Tiff Chester, psychology grad student, moonlights as a dominatrix and enlists an old high school friend as an assistant; he winds up discovering new aspects of his own sexuality due to his exposure to Tiff’s work. There was a fair bit of criticism of the show’s first season from some in the BDSM community, largely relating to inaccurate portrayals of the kink, as well as its use of clichés, like Tiff’s history of sexual trauma serving been a basis for her interest in domination. The second season made some considerable improvements in those regards, presenting a (generally) positive view of sex work and fetish.
Following a family tragedy, the already awkward 15-year-old Devi Vishwakumar (Maitreyi Ramakrishnan) has a pretty terrible freshman year of high school, and decides that she’s going to turn things around the following year, hoping that a nearly academic study of sex will get her the boyfriend(s) her raging hormones have begun to demand. It works, to a point— but getting a surprise yes to sex from her crush leads her to question what she’s really ready for. More about burgeoning sexuality than sex specifically, this Mindy Kaling- produced series is both honest and charming.

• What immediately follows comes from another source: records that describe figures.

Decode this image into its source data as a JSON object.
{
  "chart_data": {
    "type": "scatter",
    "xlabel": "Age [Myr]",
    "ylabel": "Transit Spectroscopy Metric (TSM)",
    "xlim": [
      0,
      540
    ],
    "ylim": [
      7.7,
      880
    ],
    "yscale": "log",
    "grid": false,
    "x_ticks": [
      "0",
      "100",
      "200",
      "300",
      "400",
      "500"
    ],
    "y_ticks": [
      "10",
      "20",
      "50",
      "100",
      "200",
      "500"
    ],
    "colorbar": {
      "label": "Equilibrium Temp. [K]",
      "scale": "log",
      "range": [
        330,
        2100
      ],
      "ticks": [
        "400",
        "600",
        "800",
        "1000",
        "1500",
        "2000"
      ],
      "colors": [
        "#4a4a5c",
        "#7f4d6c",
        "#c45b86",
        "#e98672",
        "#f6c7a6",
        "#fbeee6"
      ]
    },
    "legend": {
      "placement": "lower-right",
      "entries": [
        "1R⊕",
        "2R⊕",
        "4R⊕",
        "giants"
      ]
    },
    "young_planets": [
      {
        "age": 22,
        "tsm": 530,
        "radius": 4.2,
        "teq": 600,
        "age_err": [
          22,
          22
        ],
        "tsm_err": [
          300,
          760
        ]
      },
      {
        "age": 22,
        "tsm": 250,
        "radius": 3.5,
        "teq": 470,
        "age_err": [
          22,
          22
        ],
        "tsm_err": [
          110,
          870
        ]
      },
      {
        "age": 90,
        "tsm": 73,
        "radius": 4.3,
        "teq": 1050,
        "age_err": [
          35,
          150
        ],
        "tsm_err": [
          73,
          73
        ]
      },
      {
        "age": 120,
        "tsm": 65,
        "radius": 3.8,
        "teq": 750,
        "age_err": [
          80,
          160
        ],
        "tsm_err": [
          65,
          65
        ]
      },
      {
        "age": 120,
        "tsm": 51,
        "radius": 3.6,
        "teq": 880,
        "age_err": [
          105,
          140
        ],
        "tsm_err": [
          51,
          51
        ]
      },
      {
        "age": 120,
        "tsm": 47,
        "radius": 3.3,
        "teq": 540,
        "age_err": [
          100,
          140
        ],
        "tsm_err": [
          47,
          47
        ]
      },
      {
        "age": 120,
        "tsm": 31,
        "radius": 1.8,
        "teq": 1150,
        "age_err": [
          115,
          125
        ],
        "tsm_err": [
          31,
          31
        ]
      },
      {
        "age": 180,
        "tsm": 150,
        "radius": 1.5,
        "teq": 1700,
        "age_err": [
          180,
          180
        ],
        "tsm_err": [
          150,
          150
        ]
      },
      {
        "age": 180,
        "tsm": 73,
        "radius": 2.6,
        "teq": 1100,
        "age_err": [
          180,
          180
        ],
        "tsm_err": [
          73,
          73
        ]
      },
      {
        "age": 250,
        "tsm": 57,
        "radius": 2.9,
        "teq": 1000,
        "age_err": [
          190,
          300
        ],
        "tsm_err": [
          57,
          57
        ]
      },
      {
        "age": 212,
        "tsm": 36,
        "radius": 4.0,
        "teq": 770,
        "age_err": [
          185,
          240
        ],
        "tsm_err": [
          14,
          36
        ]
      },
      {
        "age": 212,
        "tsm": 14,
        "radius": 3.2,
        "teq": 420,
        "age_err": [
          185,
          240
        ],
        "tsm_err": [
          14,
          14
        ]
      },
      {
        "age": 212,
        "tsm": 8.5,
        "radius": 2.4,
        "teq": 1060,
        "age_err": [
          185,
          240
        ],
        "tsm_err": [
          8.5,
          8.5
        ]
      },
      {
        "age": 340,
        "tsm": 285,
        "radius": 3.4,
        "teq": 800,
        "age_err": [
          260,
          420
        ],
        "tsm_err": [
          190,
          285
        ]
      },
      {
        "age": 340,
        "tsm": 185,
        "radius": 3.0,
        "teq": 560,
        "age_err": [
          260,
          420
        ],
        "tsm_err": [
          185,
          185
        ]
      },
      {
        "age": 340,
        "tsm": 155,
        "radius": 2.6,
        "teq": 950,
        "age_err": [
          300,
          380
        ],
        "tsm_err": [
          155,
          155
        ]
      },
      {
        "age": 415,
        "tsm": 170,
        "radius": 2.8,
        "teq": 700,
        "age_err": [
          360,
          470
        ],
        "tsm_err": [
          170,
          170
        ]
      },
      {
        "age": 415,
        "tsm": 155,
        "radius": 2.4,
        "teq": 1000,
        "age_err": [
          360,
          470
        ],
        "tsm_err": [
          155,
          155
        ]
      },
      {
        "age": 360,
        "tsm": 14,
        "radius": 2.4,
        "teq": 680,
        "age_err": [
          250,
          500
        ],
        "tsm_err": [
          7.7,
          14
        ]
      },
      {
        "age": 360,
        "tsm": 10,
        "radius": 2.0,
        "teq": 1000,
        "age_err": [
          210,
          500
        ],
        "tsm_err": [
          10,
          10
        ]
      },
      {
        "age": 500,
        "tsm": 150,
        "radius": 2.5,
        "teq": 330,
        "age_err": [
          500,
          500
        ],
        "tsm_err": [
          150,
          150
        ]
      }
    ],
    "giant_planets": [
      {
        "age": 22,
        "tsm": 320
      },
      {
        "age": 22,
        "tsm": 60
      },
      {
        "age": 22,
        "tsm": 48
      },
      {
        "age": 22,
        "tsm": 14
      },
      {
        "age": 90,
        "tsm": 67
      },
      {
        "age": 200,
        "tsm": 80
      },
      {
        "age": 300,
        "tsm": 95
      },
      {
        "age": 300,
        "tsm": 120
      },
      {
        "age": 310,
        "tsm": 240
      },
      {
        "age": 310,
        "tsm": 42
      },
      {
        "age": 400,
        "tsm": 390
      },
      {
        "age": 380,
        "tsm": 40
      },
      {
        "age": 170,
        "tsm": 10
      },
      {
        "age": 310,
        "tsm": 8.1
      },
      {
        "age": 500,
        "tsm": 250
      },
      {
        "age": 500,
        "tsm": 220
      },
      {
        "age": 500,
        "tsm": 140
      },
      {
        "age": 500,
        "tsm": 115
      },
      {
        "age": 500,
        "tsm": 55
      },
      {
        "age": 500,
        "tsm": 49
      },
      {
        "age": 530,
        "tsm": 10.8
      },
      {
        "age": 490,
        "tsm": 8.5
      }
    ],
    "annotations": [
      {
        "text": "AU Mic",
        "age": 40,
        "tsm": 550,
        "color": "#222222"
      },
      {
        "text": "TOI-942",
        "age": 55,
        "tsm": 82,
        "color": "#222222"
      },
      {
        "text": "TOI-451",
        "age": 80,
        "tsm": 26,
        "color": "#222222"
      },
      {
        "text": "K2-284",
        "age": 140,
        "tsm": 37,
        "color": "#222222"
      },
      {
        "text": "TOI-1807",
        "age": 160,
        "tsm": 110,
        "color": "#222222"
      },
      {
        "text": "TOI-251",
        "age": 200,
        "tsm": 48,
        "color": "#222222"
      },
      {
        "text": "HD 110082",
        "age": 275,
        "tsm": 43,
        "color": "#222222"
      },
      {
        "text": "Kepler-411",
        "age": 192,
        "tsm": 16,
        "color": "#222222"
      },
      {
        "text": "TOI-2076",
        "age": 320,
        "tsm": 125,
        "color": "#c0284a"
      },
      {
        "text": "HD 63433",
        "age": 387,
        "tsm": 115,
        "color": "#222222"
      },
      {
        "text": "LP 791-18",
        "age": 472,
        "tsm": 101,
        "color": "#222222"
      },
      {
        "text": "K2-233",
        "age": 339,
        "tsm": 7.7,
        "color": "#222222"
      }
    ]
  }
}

Special isn’t about sex, per se. Not nearly to the extent that many of the other shows here are. But it does offer a perspective on sexuality that’s almost entirely unique on TV: the main character, Ryan Hayes (writer/comedian Ryan O’Connell, playing a character inspired by his own experiences) is a gay man with cerebral palsy, navigating the worlds of disability and queerness alongside all of the other complications of modern dating and sex. There’s also a sideline about Ryan’s mother (Jessica Hecht) simultaneously rediscovering sex.
( Atypical is a very different show, centered around a teenager with autism, but similarly addresses dating and sex for a character on the disability spectrum. It’s also on Netflix.)
There was tremendous virtue in enlisting beloved pop star and Doctor Who companion Billie Piper for the role of Belle Baxter, a fictionalized version of real-life blogger and former London call-girl Brooke Magnanti, who wrote under the name Belle de Jour. It’s a frequently funny and juicy drama, but its most important innovation is in presenting a sex worker who’s mature, smart, middle-class, and educated, dodging so many stereotypes of the industry.